Every year, millions of seahorses, sea stars, shellfish, corals, and other marine animals are collected alive and dried as souvenirs. Taking shells from the beach also disrupts the aquatic ecosystem. Left in place these “shells” provide homes for some animals like hermit crabs, shelter for small fish, and are used in the nests of some shorebirds. They are eventually ground up by the surf to become the beautiful sand we play on at the beach. Since the number of people visiting the beach is increasing, if these organisms are not left alone, the number of shells on the beach will decrease, negatively affecting the health of the ecosystem.

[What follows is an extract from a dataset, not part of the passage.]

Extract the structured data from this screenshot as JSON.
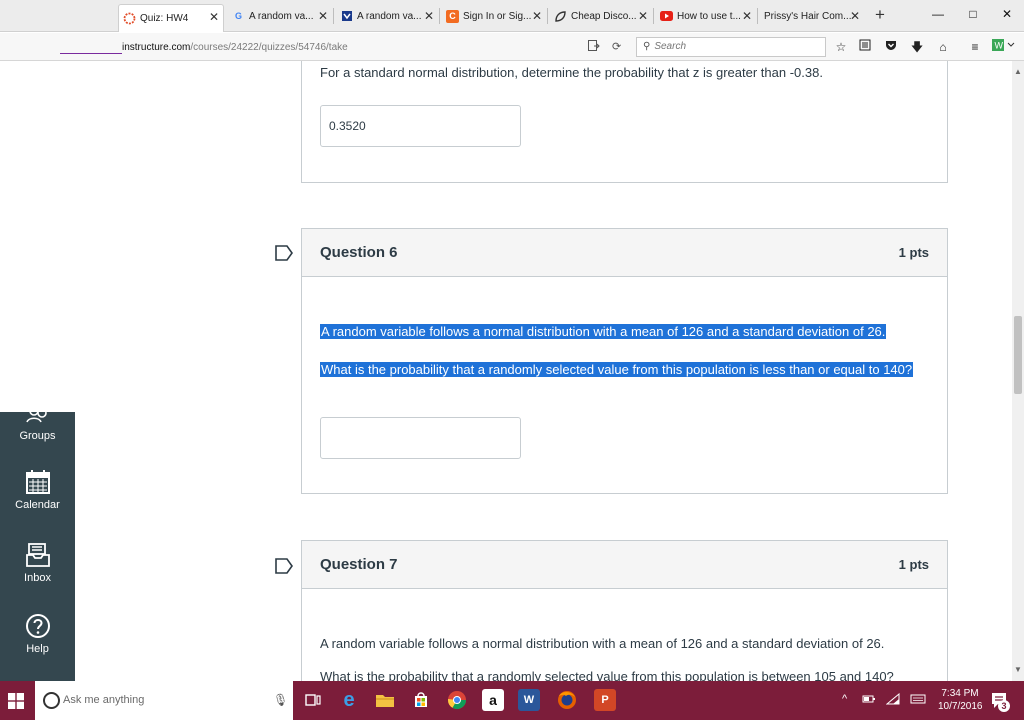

A study was done on the environmental impacts of decreased numbers of shells on beaches, which included increased beach erosion, a decline in calcium carbonate from recycled shells and a drop in diversity and abundance of animals and plants that depend on shells, such as crabs, small fishes, algae and seagrass. By leaving shells and sea creatures in their home, and refusing to purchase souvenirs and other items made with the dried bodies of once living sea creatures, we can help oceans and beaches around the world become healthy again.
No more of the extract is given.